The research at Biomechanics and materials laboratory at university of Nebraska Lincoln mainly focuses on basic understanding of mechanisms of TBI at various length and time scales using computations and experiments. Unique in house shock tube testing facility along with high fidelity simulations enabled us to investigate and understand wide variety of issues associated with TBI. Laboratory also collaborates with clinicians, biologist and surgeons across the country.
The research in the Blast Simulation Laboratory at the University of Nebraska–Lincoln mainly focuses on the simulation and measurement of blast waves. In the trauma mechanics research initiative, the blast simulation laboratory focuses on the engineering of the shock tube. This device is the primary means of testing the mechanics of improvised explosive devices (IEDs), the first step for assessing how damage occurs and ways to mitigate it.

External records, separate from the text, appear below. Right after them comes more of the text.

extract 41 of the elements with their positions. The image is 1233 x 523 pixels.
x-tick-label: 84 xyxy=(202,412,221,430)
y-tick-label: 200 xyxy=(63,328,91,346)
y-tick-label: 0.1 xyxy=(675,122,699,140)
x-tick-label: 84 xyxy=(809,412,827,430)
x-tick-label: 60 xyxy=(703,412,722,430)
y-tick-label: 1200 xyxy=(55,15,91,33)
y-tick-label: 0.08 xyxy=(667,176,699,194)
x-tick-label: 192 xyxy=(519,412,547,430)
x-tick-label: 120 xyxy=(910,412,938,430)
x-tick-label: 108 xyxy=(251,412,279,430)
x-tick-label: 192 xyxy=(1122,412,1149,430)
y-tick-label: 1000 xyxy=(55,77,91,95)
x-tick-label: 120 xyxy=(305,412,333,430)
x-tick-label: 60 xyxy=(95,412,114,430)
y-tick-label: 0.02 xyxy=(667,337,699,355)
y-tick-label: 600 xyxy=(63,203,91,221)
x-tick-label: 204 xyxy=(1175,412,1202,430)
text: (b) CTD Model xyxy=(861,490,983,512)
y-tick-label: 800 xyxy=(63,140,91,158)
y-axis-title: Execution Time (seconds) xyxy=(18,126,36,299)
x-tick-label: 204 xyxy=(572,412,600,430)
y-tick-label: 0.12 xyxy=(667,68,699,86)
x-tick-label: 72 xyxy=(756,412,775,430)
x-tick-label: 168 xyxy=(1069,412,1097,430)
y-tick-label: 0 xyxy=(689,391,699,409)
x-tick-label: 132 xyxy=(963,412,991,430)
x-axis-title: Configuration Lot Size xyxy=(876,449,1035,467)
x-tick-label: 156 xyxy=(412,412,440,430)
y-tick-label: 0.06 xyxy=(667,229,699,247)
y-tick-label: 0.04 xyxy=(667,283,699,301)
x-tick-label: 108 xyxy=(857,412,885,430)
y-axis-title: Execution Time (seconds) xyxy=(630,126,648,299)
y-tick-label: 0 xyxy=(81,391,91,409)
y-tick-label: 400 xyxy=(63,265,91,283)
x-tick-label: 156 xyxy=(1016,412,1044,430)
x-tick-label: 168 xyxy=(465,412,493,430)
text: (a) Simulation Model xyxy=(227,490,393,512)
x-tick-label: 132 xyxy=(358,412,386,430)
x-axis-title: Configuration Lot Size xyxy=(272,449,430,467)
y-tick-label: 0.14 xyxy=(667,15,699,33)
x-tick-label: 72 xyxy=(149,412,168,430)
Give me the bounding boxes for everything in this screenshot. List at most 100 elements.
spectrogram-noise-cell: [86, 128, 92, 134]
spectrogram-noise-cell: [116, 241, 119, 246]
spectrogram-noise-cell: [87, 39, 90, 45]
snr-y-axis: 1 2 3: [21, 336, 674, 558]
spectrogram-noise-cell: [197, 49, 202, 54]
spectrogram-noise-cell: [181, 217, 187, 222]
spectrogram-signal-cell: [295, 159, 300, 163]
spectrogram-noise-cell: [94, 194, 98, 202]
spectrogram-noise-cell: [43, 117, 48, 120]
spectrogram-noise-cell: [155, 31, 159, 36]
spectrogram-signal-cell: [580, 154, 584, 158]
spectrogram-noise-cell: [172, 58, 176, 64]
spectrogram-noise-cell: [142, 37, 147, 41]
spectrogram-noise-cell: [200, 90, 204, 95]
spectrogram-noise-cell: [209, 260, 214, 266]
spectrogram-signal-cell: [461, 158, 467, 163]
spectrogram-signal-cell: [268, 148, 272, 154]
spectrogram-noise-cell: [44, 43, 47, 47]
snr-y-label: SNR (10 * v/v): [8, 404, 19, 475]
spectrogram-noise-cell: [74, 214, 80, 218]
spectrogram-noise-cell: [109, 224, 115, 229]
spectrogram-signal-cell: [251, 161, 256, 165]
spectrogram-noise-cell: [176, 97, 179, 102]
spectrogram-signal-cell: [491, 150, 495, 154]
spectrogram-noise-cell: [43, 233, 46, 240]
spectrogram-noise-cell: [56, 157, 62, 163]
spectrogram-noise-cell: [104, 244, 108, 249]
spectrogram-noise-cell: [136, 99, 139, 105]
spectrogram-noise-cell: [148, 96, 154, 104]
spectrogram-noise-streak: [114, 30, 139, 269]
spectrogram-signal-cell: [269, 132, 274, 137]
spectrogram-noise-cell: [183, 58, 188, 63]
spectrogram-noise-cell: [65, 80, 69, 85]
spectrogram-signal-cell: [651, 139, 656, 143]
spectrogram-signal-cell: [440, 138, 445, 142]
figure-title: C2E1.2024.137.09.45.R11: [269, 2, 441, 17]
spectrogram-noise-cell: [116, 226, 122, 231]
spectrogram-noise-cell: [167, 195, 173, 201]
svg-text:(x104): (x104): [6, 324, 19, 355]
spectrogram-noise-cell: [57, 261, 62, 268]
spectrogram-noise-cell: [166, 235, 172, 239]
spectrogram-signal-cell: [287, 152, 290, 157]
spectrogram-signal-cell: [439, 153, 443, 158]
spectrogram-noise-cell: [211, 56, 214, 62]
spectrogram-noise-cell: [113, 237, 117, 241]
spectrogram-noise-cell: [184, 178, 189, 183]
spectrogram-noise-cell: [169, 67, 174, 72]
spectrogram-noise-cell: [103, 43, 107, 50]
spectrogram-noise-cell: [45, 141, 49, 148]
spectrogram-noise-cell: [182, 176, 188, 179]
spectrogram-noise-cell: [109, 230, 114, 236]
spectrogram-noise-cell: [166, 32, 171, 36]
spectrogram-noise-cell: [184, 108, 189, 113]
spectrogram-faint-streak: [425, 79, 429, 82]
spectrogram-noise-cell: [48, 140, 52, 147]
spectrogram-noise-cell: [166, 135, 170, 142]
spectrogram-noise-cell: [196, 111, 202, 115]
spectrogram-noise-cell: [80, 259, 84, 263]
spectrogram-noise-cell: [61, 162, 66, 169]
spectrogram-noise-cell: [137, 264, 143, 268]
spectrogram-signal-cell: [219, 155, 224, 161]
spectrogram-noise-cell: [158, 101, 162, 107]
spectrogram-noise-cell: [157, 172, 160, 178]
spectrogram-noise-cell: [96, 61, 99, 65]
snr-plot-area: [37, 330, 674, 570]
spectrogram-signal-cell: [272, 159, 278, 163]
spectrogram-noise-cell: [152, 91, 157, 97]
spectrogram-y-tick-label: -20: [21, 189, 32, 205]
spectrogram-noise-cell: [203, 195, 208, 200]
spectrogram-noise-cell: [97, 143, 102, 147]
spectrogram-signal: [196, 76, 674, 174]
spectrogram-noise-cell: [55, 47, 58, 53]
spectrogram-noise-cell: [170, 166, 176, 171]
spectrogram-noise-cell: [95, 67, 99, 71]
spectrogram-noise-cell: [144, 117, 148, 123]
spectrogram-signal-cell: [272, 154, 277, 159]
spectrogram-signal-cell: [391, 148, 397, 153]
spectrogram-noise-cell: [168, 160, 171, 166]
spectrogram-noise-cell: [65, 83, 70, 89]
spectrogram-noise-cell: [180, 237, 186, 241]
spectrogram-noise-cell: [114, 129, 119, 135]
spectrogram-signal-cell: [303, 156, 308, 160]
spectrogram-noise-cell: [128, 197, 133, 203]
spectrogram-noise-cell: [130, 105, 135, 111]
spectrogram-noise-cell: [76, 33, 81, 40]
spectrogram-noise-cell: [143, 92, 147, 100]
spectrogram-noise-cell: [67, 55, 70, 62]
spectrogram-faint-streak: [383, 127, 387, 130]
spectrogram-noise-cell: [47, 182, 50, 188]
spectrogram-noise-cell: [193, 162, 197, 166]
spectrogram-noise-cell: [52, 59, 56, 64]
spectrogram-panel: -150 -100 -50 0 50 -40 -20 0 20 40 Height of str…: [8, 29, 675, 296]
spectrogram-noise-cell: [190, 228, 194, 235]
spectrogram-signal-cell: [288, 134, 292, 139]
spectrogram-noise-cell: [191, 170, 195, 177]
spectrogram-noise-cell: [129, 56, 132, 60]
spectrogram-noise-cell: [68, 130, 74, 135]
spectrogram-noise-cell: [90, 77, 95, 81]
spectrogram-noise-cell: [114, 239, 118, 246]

Blast Cellular Mechanics focuses on identifying the mechanical properties of neuronal brain cells, especially in blast loading conditions. This research is being done in two directions: using Raman Spectroscopy to analyze the mechanical behaviors of cells after stretching; and using a Kolsky bar set-up to perform controlled pressure bursts then analyzing cell deformation.
The main goal of the Biology and Mechanics of Neurons research group is to develop an in-vitro platform for the simulation of a broad range of conditions that affect brain tissue when subjected to a traumatic brain injury (TBI). The first stage of the project is to evaluate the cells' response to different levels of injury defined by strain and strain rate and to test the temporal evolution of the damage on a cellular level.
The Applied Mechanisms and Design Research Laboratory's (AMDRL) primary contribution to the Trauma Mechanics Research Initiative is its work on the RED Head, or the realistic explosive dummy head. This group uses material modeling and analysis to find artificial materials for simulating human head. Instrumentation of the head model will be used to record and analyze blast responses. This data can then validated by a developed mathematical model.